Over the years, and many incarnations, the Herald Examiner excelled at covering local news, catering more to the "man on the street," and was also a huge fan of sensational stories. Where the Los Angeles Times might ignore the tale of a greedy Bunker Hill landlord turning off utilities in order to force out his low paying tenants, the Herald ran daily updates on the unfolding saga. As for the poisoned priest who may have been involved in a love triangle? The Times gave scant details, while the Examiner revealed the doomed man had been done-in by laced ginger ale, possibly at the hands of a nurse he had secretly married in Mexico the previous year. The Herald bore the distinction of naming Agness Underwood as the first female city editor of a major paper, and also of coining the name "Black Dahlia" for murder victim Elizabeth Short. Yes, when Herald Examiner folded in 1989, a century's worth of history went with it.
The Herald Examiner's demise began in 1967 when staff went on strike. The dispute ended an astounding 10 years later and the damage had been done, with circulation dropping from roughly 721,000 at the beginning of the strike to 350,000 at the end.
The paper trudged along for another decade and if there was one thing that really stood out, it was the photographs. We may sometimes forget that the 1970s & 80s were tumultuous and exciting times and the images that ran in the pages of the Herald Examiner now remind us of that. The photos also recall that Los Angeles was an all around championship sports town (Lakers, Dodgers, and Raiders) in the 1980s and the Herald Examiner sports section was renowned, covering legends made on baseball fields and basketball courts, reaching a pinnacle in the summer of 1984 when the Olympic Games took over the city.
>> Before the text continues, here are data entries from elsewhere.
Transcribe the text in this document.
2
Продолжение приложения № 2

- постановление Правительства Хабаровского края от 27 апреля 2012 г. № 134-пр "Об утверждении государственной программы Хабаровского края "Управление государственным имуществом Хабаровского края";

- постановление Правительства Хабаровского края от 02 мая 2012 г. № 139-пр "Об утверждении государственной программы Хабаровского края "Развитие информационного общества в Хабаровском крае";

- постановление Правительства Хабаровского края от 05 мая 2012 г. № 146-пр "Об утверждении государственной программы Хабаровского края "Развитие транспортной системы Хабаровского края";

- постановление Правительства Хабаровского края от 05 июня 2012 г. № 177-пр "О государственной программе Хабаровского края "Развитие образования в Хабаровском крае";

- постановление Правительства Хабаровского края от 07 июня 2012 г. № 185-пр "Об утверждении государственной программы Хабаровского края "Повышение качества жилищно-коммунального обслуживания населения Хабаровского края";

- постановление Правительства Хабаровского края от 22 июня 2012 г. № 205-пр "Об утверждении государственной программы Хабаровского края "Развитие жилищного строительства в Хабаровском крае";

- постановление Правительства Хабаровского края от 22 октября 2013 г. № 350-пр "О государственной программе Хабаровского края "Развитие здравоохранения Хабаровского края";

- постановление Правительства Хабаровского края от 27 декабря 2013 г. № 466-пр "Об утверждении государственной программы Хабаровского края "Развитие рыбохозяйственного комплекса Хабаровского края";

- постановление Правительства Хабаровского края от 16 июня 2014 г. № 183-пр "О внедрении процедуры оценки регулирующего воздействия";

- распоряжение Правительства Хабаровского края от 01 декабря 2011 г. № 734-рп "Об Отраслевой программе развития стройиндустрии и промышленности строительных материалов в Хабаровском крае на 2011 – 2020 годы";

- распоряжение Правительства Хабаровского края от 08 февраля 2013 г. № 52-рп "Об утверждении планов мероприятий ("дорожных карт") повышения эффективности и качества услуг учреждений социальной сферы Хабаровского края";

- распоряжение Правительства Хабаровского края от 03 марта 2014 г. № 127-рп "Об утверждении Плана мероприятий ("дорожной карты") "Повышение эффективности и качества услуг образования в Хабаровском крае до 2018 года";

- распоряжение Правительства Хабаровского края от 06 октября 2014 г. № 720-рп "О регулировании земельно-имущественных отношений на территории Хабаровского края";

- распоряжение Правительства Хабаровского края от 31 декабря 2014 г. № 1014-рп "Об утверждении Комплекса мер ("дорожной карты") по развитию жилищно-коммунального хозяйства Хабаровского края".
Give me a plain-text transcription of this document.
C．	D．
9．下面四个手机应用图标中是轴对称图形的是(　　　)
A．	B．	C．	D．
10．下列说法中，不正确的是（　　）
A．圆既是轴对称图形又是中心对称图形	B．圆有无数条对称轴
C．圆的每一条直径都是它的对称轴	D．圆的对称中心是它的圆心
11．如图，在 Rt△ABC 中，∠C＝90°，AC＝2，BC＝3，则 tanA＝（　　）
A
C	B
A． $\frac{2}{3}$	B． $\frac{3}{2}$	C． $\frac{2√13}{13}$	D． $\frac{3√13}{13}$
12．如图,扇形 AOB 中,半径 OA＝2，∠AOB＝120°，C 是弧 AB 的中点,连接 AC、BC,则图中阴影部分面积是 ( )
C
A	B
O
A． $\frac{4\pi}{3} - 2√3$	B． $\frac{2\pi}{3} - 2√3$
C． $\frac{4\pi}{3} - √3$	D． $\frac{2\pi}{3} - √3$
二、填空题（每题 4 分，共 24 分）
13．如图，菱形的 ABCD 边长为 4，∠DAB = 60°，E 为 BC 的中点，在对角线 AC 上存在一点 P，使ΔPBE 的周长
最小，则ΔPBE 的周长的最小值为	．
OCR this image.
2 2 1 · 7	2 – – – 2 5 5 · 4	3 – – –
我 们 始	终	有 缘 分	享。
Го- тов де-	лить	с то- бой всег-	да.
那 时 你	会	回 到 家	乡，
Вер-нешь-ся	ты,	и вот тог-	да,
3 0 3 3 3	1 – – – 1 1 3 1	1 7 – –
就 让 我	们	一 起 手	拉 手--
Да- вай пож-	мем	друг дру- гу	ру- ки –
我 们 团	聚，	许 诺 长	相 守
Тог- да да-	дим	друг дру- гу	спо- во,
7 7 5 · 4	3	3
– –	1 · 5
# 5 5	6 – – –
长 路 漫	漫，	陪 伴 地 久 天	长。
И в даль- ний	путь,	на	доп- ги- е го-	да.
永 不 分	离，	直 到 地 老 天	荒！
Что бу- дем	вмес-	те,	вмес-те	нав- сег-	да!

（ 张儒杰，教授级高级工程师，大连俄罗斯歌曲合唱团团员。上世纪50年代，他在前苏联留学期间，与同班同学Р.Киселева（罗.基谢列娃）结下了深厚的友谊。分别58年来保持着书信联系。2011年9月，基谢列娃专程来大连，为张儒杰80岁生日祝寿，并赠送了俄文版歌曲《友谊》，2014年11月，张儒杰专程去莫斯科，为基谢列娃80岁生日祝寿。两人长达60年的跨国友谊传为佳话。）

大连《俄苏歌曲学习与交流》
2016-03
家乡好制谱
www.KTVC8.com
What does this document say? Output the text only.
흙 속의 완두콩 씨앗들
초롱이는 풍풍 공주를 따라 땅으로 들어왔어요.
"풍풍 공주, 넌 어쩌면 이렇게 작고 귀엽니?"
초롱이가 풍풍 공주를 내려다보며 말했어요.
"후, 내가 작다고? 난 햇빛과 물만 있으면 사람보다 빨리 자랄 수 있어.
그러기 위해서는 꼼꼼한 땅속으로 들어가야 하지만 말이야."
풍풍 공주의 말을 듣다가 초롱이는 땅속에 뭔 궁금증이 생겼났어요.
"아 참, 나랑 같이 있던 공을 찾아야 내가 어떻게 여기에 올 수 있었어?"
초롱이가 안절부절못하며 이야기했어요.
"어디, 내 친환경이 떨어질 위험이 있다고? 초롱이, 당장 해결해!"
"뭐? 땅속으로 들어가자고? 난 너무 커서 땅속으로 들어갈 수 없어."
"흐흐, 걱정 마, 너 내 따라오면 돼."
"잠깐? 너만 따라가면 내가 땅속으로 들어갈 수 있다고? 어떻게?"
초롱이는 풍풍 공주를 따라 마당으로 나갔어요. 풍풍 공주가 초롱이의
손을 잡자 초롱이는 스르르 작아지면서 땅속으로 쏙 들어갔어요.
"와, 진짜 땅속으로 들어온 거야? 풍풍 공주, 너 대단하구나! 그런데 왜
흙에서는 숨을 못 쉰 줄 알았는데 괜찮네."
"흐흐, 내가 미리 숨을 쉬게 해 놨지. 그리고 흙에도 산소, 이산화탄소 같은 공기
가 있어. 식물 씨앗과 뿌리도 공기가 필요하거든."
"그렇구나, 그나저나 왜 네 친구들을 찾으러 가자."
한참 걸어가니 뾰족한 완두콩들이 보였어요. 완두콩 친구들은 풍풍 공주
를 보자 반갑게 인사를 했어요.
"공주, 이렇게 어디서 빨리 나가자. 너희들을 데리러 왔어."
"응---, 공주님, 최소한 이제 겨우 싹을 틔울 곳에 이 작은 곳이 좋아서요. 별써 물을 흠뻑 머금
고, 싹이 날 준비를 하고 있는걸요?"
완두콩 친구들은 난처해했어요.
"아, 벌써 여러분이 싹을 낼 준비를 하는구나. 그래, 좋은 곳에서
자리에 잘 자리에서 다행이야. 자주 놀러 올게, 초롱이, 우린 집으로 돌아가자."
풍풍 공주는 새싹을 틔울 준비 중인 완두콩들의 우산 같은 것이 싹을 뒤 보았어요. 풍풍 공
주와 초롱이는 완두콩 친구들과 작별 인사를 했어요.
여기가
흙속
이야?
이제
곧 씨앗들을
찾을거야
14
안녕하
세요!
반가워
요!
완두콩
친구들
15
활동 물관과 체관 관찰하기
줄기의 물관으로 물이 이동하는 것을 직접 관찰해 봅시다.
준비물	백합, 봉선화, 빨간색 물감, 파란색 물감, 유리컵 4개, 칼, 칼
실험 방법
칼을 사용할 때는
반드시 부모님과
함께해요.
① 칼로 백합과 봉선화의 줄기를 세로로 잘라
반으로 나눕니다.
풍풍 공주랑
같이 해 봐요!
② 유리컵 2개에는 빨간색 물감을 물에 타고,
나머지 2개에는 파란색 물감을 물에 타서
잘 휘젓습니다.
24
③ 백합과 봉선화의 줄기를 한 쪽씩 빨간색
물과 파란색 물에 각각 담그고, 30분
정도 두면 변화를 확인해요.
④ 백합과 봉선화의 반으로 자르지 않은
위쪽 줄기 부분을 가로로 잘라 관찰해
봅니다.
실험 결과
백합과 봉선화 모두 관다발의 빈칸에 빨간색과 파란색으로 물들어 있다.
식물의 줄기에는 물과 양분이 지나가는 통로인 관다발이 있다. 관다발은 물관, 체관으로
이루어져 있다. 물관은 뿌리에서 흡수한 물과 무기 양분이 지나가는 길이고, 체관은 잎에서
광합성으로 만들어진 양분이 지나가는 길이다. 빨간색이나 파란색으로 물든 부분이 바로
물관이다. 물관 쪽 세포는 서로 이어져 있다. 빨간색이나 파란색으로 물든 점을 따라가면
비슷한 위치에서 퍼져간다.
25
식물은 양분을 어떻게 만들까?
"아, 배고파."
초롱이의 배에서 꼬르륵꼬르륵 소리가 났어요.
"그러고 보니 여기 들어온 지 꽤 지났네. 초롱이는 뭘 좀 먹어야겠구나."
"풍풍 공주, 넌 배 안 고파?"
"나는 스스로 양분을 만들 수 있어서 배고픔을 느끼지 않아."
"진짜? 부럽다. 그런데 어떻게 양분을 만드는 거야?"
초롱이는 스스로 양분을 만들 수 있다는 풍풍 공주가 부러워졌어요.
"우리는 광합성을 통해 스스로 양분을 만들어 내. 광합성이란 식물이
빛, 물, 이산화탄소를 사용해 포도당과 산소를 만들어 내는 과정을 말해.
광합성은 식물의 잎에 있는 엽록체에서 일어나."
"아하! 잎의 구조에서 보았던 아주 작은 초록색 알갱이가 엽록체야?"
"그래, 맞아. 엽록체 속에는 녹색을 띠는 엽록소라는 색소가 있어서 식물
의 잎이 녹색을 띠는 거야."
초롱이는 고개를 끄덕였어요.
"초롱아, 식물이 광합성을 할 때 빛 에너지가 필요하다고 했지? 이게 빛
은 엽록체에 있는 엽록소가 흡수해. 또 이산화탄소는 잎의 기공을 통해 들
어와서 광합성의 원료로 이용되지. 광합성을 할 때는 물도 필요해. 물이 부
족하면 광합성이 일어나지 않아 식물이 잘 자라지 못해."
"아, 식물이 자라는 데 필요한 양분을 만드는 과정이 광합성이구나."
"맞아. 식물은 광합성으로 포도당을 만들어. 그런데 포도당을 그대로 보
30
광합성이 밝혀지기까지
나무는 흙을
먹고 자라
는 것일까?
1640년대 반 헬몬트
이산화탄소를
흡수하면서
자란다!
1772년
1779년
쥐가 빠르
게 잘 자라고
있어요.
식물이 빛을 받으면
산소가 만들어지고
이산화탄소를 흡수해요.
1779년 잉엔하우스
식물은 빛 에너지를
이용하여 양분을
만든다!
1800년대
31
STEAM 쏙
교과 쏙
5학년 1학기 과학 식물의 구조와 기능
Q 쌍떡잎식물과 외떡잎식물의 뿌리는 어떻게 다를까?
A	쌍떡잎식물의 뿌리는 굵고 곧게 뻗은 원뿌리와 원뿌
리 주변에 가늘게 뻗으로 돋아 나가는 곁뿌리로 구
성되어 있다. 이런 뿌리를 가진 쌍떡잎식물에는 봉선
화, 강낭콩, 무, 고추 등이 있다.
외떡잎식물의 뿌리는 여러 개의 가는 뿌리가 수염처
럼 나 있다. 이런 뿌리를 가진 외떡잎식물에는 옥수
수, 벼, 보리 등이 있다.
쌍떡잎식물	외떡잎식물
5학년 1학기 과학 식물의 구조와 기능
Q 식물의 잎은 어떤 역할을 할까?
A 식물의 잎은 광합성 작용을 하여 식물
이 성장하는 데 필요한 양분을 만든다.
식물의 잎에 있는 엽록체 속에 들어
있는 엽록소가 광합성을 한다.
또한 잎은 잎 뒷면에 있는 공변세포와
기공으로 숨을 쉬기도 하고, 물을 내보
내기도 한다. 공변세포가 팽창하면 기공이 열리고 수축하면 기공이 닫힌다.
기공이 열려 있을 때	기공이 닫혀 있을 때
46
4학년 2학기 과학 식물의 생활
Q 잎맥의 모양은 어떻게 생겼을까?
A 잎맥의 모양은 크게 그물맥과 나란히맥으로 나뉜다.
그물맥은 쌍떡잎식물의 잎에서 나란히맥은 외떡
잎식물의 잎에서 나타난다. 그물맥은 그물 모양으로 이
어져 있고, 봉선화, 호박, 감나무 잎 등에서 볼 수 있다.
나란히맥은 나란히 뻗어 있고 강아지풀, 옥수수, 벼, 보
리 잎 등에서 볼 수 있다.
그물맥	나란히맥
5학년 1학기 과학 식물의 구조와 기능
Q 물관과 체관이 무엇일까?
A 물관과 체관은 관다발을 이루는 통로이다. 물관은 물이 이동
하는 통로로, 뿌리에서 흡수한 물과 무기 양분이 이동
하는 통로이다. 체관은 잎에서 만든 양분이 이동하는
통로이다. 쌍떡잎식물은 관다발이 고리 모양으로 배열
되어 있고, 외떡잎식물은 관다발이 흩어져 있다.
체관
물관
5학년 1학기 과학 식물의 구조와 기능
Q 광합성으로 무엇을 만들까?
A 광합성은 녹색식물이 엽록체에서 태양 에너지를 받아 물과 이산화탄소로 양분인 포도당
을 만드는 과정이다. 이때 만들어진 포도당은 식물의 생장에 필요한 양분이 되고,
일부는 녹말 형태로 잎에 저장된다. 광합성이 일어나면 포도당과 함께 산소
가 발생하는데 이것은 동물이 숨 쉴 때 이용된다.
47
After the Herald Examiner folded, the image archive, dating back to the mid-1920s was donated to the Los Angeles Public Library. For those of us who work with the collection, the photographer names stamped on the backs of the photos have become so familiar that we almost feel like we know them through their images. Their extraordinary photos have become such a constant of our daily working existence that to come across an image by Paul Chinn or Anne Knudsen feels like meeting up with an old friend, while at the same time crossing paths with a rock star of sorts, whose efforts have preserved tangible evidence of our city's more recent history. For those who spend time searching the Library's collection of digitized images, the feelings toward these former Herald Examiner photographers, whose names will pop up again and again, is probably similar.
On Saturday, March 9th at 2:00pm in the Taper Auditorium of Central Library, we will finally be able to put names and images to faces, as former Herald Examiner photographers Dean Musgrove, Paul Chinn, Anne Knudsen, Jim Ruebsamen, Jim Ober, Javier Mendoza, Mike Mullen, Rob Brown, and Ken Papaleo gather to talk about their photographs and time on the newspaper. This not-to-be-missed program is presented by the non-profit Photo Friends and is free and open to the public. Reservations are not required and additional information can be found on the LAPL website.